A isenção de pagamento de taxas
moderadoras alargar-se-á aos exames
complementares de diagnóstico e terapêutica, prescritos no âmbito dos cuidados
de saúde primários.
O investimento nos cuidados de
saúde vai aumentar muito
significativamente, sendo alargada a rede de cuidados continuados integrados e
um reforçando o Programa de Saúde Mental.
No campo de outras medidas,
foram definidas as atinentes ao combate às alterações climáticas, à densificação e reforço da oferta de transportes
públicos, à manutenção dos passes sociais mais baratos e ao lançamento dum novo
programa de investimento em equipamentos sociais da rede pública e setor
social, atingindo as áreas de apoio à infância, idosos e pessoas com
deficiência.
***
Parece que
foi difícil ter a AR, que, há uns anos a esta parte, se afirma como o centro do
poder, produzido o principal instrumento previsional da gestão da República. Embora
não fosse muito dramática em democracia a governação estribada nos duodécimos
corrigidos do orçamento anterior, seria estranho que os nossos representantes “onerosos”

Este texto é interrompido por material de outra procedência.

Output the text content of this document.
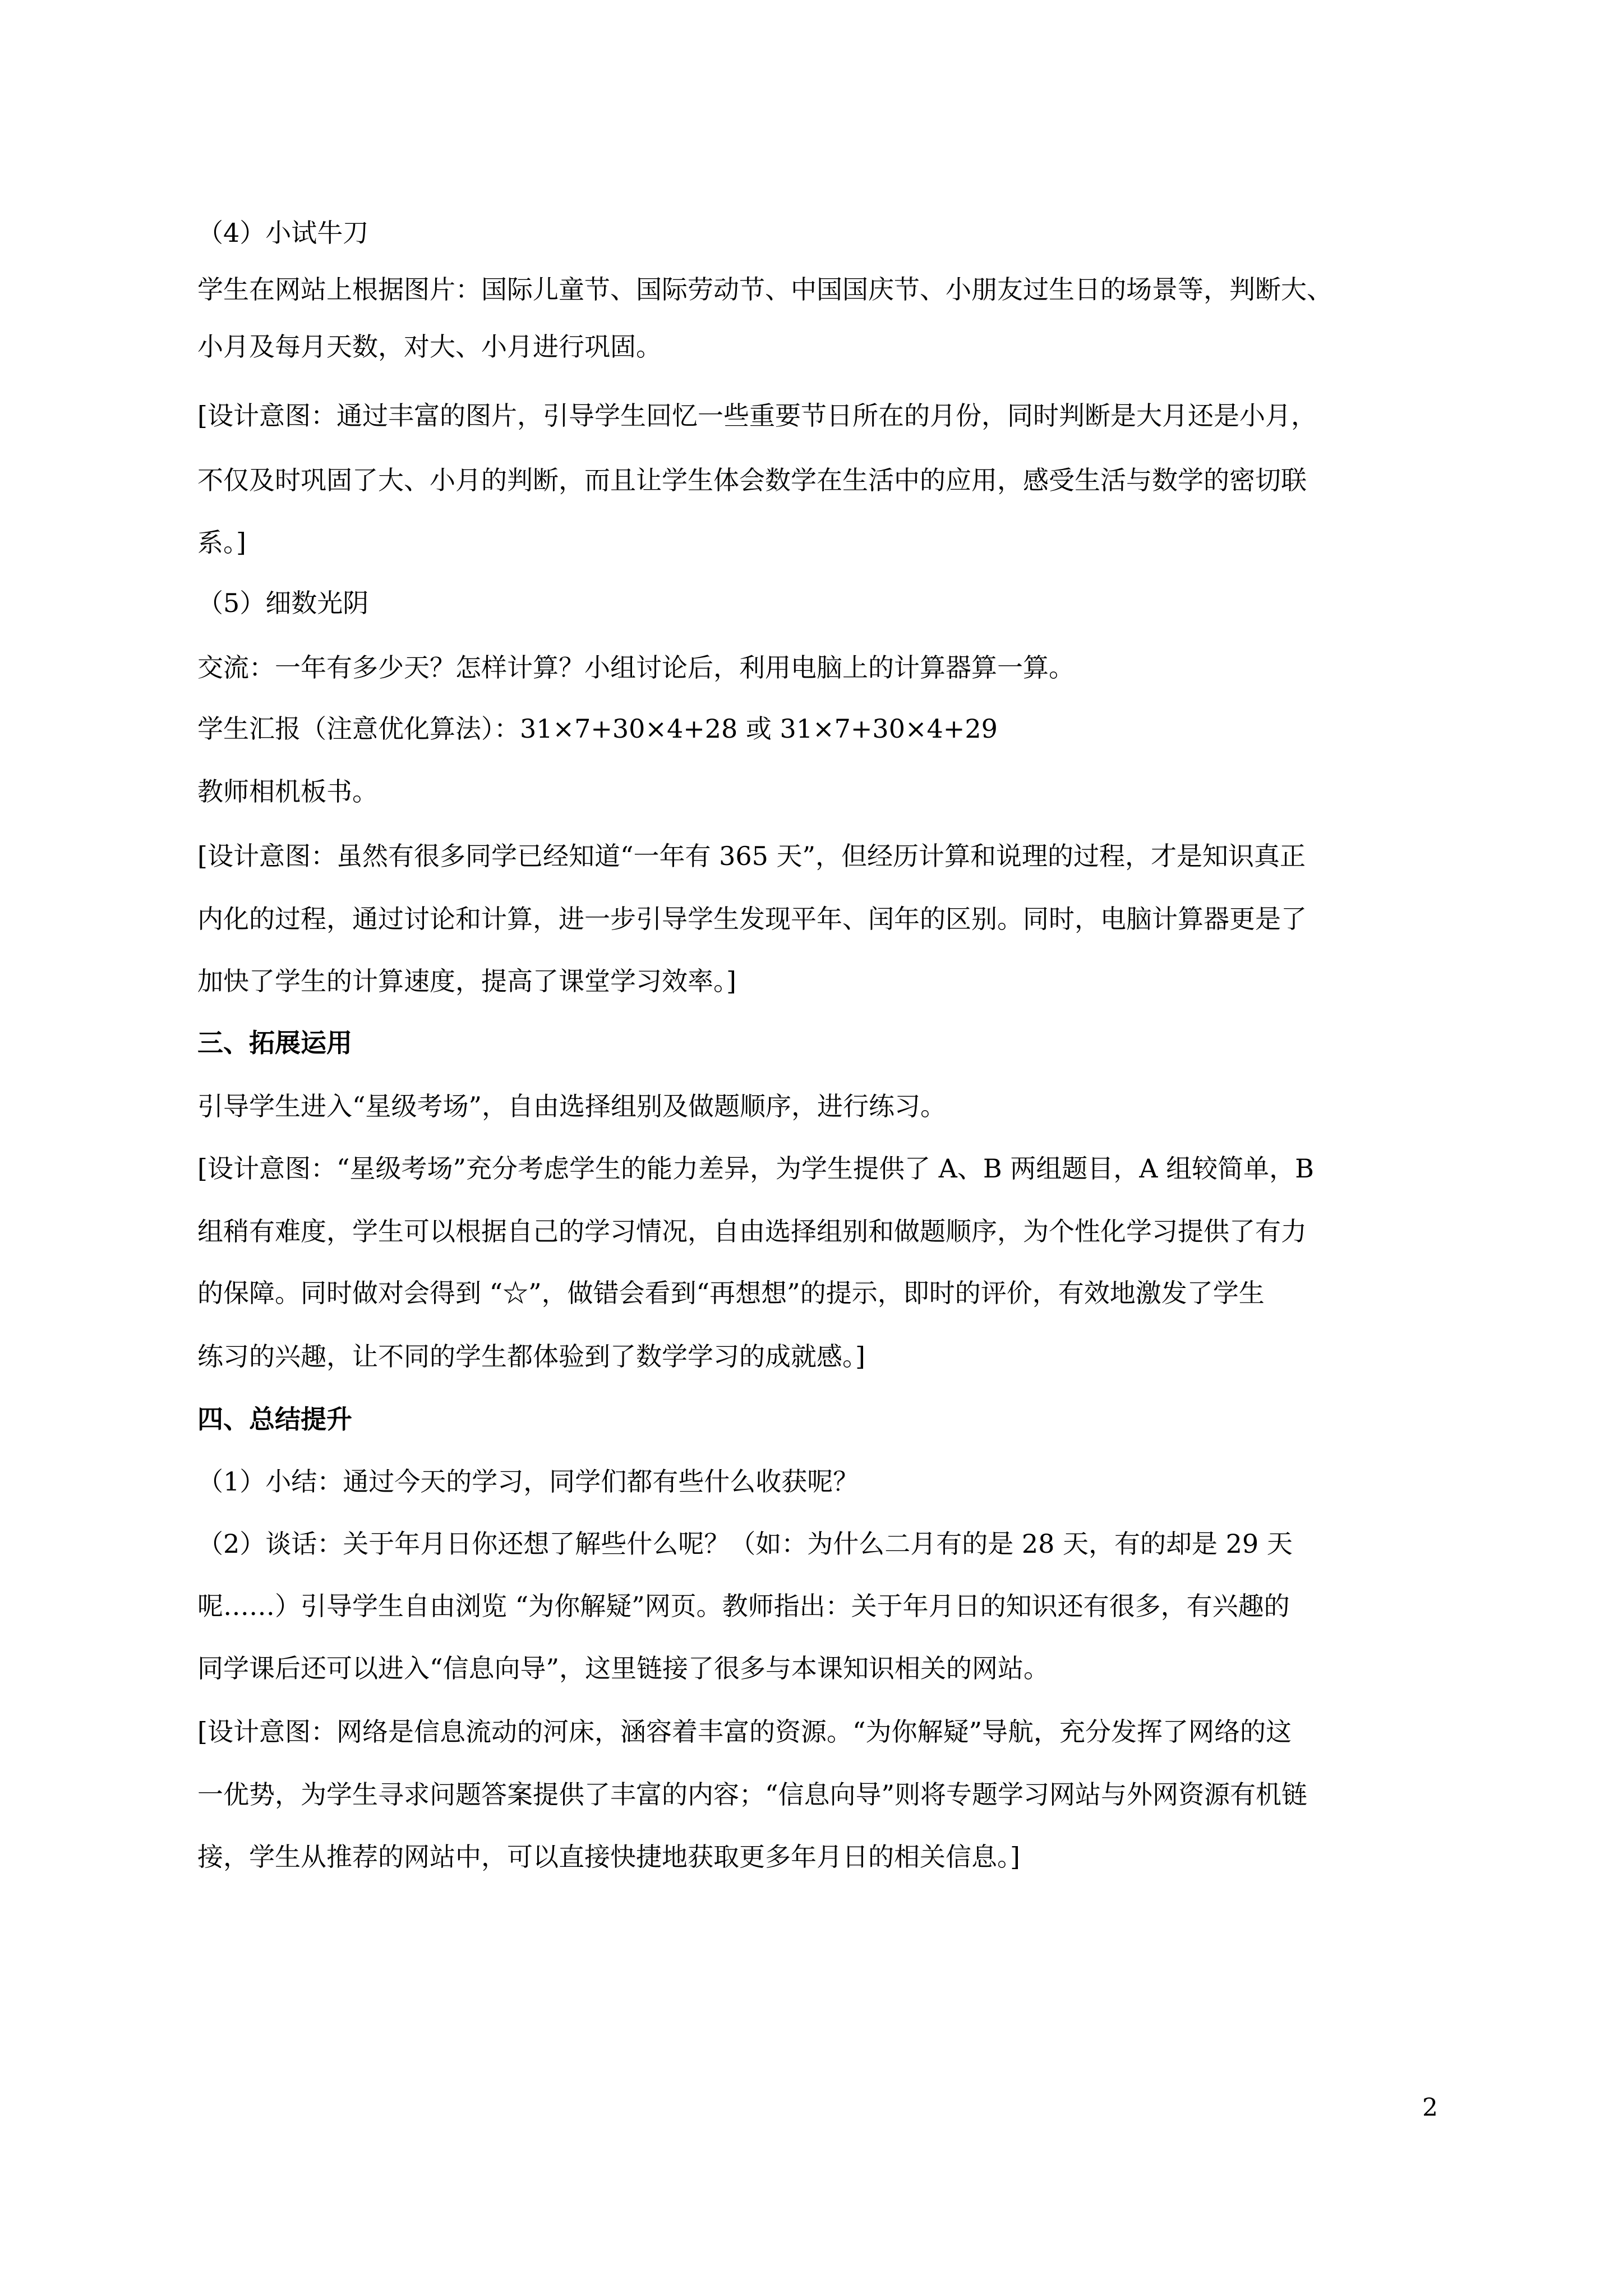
（4）小试牛刀
学生在网站上根据图片：国际儿童节、国际劳动节、中国国庆节、小朋友过生日的场景等，判断大、
小月及每月天数，对大、小月进行巩固。
[设计意图：通过丰富的图片，引导学生回忆一些重要节日所在的月份，同时判断是大月还是小月，
不仅及时巩固了大、小月的判断，而且让学生体会数学在生活中的应用，感受生活与数学的密切联
系。]
（5）细数光阴
交流：一年有多少天？怎样计算？小组讨论后，利用电脑上的计算器算一算。
学生汇报（注意优化算法）：31×7+30×4+28 或 31×7+30×4+29
教师相机板书。
[设计意图：虽然有很多同学已经知道“一年有 365 天”，但经历计算和说理的过程，才是知识真正
内化的过程，通过讨论和计算，进一步引导学生发现平年、闰年的区别。同时，电脑计算器更是了
加快了学生的计算速度，提高了课堂学习效率。]
三、拓展运用
引导学生进入“星级考场”，自由选择组别及做题顺序，进行练习。
[设计意图：“星级考场”充分考虑学生的能力差异，为学生提供了 A、B 两组题目，A 组较简单，B
组稍有难度，学生可以根据自己的学习情况，自由选择组别和做题顺序，为个性化学习提供了有力
的保障。同时做对会得到 “☆”，做错会看到“再想想”的提示，即时的评价，有效地激发了学生
练习的兴趣，让不同的学生都体验到了数学学习的成就感。]
四、总结提升
（1）小结：通过今天的学习，同学们都有些什么收获呢？
（2）谈话：关于年月日你还想了解些什么呢？（如：为什么二月有的是 28 天，有的却是 29 天
呢……）引导学生自由浏览 “为你解疑”网页。教师指出：关于年月日的知识还有很多，有兴趣的
同学课后还可以进入“信息向导”，这里链接了很多与本课知识相关的网站。
[设计意图：网络是信息流动的河床，涵容着丰富的资源。“为你解疑”导航，充分发挥了网络的这
一优势，为学生寻求问题答案提供了丰富的内容；“信息向导”则将专题学习网站与外网资源有机链
接，学生从推荐的网站中，可以直接快捷地获取更多年月日的相关信息。]
2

não dessem luz verde ao Governo para gerir a coisa pública sem ter de andar de
credo na boca, dada a crise pandémica que assola o país e o mundo.
Como é
natural, o orçamento em si não resolve os problemas do país, mas serve de lastro
à boa governança, que terá de garantir a eficaz execução física e financeira das
medidas selecionadas respondendo aos problemas mais gravosos do curto prazo e estruturando
o país para resistir a todos os embates do médio e longo prazo. É óbvio que
umas medidas são insuficientes e outras pecam por tardias. Porém, é na
dialética entre o necessário e desejável e o possível que marcha a civilização sob
a égide da conveniente ação política, a qual não pode deixar-se condicionar
pelo economicismo dos interesses instalados e da apetência dos grandes, bem
como pelos caprichos dum capitalismo especulativo sem nome e sem rosto.
O debate
revelou, a teimosia do Governo nalguns pontos, o irrealismo e capricho dalgumas
oposições e o temor da entrega prematura do executivo a forças que o exerceram,
sem vislumbre de alternativa, na linha da cega austeridade punitiva de quem
vivera “acima das possibilidades”, alegando os governantes a força da “inevitabilidade”.
Resta saber se a atual opção despesista da UE não será reedição da de 2009,
para vir, depois, castigar os países economicamente débeis.